Should You Request Mortgage Forbearance?
When the COVID-19 crisis starts, many banks begin to offer options to homeowners who cannot make mortgage payments or wish to take a break from mortgage payments. As of today, 9% of all home loans are in forbearance. According to Virginia REALTORS®:
More than 4 million homeowners have entered into mortgage forbearance over the past couple of months. While the numbers of new applications for forbearance have declined dramatically in recent weeks, at the end of May, about 9% of all home loans were in forbearance, including 7.2% of loans backed by Fannie Mae and Freddie Mac, and 12.6% of FHA and VA loans. Prior to COVID-19, only 0.25% of loans were in forbearance.

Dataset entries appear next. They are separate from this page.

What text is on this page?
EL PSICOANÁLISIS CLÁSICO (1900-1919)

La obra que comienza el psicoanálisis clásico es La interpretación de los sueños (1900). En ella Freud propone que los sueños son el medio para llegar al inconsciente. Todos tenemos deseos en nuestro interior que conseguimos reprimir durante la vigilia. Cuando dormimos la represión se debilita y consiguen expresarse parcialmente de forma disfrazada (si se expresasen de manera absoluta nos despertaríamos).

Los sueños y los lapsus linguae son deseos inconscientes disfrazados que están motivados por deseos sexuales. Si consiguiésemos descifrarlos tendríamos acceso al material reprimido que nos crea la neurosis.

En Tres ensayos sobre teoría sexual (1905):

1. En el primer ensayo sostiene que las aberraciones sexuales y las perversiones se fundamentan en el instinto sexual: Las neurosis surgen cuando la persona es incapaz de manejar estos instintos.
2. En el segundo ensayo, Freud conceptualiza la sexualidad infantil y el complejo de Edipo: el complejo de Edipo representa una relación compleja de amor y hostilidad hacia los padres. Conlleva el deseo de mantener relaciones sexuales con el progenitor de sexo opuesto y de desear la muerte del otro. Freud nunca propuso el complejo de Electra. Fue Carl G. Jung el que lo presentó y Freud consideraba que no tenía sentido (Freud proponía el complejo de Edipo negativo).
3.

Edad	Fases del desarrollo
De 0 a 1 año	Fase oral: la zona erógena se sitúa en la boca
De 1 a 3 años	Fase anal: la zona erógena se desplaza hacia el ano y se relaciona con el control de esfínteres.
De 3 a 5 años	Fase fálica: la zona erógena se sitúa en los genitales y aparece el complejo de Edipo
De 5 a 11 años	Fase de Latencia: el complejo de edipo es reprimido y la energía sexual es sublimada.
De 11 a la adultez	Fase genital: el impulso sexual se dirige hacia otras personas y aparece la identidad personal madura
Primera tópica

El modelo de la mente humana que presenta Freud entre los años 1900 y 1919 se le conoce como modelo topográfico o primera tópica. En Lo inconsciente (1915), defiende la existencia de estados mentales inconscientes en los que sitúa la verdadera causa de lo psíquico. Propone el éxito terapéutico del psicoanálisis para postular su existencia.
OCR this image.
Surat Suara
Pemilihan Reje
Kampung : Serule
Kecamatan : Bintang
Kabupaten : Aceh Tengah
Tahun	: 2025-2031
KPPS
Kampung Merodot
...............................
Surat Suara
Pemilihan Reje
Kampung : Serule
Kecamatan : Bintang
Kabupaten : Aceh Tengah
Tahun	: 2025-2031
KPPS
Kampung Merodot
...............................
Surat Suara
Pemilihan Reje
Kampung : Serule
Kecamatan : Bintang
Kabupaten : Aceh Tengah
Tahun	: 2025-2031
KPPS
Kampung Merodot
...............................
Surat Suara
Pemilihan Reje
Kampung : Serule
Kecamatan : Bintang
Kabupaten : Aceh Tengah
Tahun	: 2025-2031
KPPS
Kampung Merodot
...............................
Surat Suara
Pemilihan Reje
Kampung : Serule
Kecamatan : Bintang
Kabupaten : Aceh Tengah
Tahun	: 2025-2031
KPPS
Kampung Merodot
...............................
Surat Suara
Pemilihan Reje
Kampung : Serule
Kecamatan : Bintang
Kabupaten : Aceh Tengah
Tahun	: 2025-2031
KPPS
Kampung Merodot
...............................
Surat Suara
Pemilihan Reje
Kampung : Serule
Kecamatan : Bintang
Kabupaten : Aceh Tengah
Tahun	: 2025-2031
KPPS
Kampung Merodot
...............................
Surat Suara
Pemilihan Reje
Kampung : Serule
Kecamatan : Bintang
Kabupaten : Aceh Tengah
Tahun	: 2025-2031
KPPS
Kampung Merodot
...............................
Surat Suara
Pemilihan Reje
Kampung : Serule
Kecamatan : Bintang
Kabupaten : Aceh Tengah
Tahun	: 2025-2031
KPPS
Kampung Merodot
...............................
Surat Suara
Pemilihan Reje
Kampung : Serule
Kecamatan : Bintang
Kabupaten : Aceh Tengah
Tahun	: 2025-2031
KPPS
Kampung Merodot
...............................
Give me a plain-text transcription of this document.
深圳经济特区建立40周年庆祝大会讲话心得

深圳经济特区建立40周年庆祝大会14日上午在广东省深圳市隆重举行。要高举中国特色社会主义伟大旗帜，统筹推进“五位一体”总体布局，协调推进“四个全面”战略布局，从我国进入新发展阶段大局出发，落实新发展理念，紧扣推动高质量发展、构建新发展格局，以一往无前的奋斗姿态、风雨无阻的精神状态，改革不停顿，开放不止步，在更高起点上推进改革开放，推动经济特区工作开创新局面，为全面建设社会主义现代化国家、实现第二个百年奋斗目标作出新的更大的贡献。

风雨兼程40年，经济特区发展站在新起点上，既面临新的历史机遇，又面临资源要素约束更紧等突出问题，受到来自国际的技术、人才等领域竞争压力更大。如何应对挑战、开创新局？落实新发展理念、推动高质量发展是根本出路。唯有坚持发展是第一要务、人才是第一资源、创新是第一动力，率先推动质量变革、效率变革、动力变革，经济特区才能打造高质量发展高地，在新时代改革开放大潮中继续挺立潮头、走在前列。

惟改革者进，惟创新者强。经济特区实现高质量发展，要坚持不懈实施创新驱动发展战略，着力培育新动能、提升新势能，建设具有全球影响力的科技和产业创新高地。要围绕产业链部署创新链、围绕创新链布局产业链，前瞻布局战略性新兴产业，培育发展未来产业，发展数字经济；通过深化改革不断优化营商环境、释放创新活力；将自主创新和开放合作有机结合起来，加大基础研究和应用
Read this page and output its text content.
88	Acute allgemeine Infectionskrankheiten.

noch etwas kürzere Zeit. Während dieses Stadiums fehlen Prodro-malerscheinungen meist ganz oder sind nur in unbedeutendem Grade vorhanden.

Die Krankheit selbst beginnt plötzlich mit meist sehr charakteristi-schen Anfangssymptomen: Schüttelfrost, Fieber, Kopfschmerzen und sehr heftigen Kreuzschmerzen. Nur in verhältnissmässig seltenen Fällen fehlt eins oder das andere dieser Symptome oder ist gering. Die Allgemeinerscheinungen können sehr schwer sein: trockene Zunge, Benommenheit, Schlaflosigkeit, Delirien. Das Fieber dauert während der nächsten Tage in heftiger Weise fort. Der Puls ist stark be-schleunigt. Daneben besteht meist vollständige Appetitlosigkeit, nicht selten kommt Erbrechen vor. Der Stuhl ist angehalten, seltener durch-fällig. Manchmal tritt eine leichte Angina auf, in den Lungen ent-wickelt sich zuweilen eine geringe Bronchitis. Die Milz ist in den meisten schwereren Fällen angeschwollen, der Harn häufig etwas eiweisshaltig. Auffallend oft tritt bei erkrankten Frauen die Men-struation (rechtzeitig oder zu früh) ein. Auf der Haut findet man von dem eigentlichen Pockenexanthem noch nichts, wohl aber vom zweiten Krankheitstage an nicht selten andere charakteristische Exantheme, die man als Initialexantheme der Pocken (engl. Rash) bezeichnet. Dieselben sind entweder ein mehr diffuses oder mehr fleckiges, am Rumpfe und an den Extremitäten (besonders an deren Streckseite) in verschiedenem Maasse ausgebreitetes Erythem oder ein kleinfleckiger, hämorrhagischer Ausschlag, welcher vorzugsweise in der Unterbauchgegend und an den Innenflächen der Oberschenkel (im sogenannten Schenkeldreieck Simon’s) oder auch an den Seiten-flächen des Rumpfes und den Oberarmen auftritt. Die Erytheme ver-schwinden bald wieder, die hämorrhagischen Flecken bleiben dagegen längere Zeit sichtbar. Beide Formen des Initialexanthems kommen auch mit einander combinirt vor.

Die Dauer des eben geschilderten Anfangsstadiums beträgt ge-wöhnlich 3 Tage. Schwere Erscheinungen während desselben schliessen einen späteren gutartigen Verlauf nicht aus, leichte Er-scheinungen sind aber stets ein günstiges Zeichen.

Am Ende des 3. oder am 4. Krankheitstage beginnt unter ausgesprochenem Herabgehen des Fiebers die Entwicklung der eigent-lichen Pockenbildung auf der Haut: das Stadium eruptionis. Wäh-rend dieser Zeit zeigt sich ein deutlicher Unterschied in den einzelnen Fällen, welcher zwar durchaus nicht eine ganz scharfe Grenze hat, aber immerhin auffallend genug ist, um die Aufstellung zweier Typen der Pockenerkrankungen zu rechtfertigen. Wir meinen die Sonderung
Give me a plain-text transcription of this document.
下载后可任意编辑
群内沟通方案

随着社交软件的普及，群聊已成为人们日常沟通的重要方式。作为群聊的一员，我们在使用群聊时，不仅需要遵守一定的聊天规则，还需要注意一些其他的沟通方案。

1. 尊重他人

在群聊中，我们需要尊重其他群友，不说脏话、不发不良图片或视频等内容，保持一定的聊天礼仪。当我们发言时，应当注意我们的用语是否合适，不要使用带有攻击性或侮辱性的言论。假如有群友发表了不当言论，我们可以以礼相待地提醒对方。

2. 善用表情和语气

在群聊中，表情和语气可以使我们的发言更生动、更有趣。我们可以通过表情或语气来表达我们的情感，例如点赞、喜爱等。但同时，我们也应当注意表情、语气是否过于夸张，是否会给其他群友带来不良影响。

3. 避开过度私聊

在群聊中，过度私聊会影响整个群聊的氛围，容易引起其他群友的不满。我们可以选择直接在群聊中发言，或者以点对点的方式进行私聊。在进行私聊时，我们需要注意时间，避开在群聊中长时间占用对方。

What Happens During the Forbearance Period?
Mortgage payments are paused
During the forbearance period, your monthly mortgage payments are paused; however, remember that your interest, property taxes, and insurance premiums continue to accumulate. Depending on your lender, the forbearance period can be anywhere between 3 months to 12 months.
Your credit is protected (maybe)
Although CARES Act is supposed to prevent a negative impact on your credit, many lenders do note the forbearance on your credit report, and some credit bureaus do lower your credit score. To protect your credit profile, it is best to check your credit reports and credit scores regularly while you are in forbearance.
You cannot refinance
Another vital thing to understand is that if you are taking advantage of forbearance, you will not be able to refinance your loan and take advantage of the historically low interest rates.
For the majority of homeowners in forbearance, this doesn’t matter since their jobs are impacted, and they would not qualify for a refinance anyway. However, there is a small percentage of homeowners in forbearance who do not need to be and are perfectly qualified to refinance if they wish to.
What Happens When the Forbearance Period Ends?
There are four outcome ranking from best to worst as below:
- Payment is deferred, which allows you to repay your missed payments at the time the home is sold, refinanced, or at loan maturity. This is the primary option for Fannie Mae and Freddie Mac loans. Although, you have to understand that some lenders will not refinance you if you are, or recently were, in a forbearance.
- Increased monthly payments. This option temporarily increases your monthly payments to force you to catch up on the missed payments. This is probably not a viable option for many people who are just coming back to work after a job loss or a long period of underemployment.
- Loan modification, which changes the loan terms, often by extending the loan period and/or lowering the amount of the monthly payments. However, some lenders may force you to proof hardship, which means that you may have to miss a few payments and also share your finances with the bank. Doing this could hurt your credit profile and not the right solution for everyone.
- Lump sum payment, which means you have to pay the entire amount of the missed payments at the end of the forbearance period. Obviously, this is a terrible option since I can’t imagine anyone that experienced financial hardship to be able to pull this off. Fortunately, lenders covered by federal forbearance rules cannot choose this option.
The best thing to do is to understand which of the four options you will be facing at the end of the forbearance period. If you cannot satisfy the requirement, you will be forced to do a loan modification, sell your house, or go into foreclosure.
Plan to Sell Now
If you know for sure that you cannot satisfy your lender’s conditions at the end of forbearance, it is best to plan now. If you have equity in your house, it might not be a bad idea to sell as soon as possible. In the DC, Maryland, and Virginia metro area, home prices are still very stable, and it is still a Seller’s market. By selling now, you are still getting top dollar for your house, and you won’t be competing against homeowners who are forced to sell when their forbearance period ends.
If you don’t have enough equity in your house, discuss the options of loan modification and short sale with your lender now to understand what lies ahead.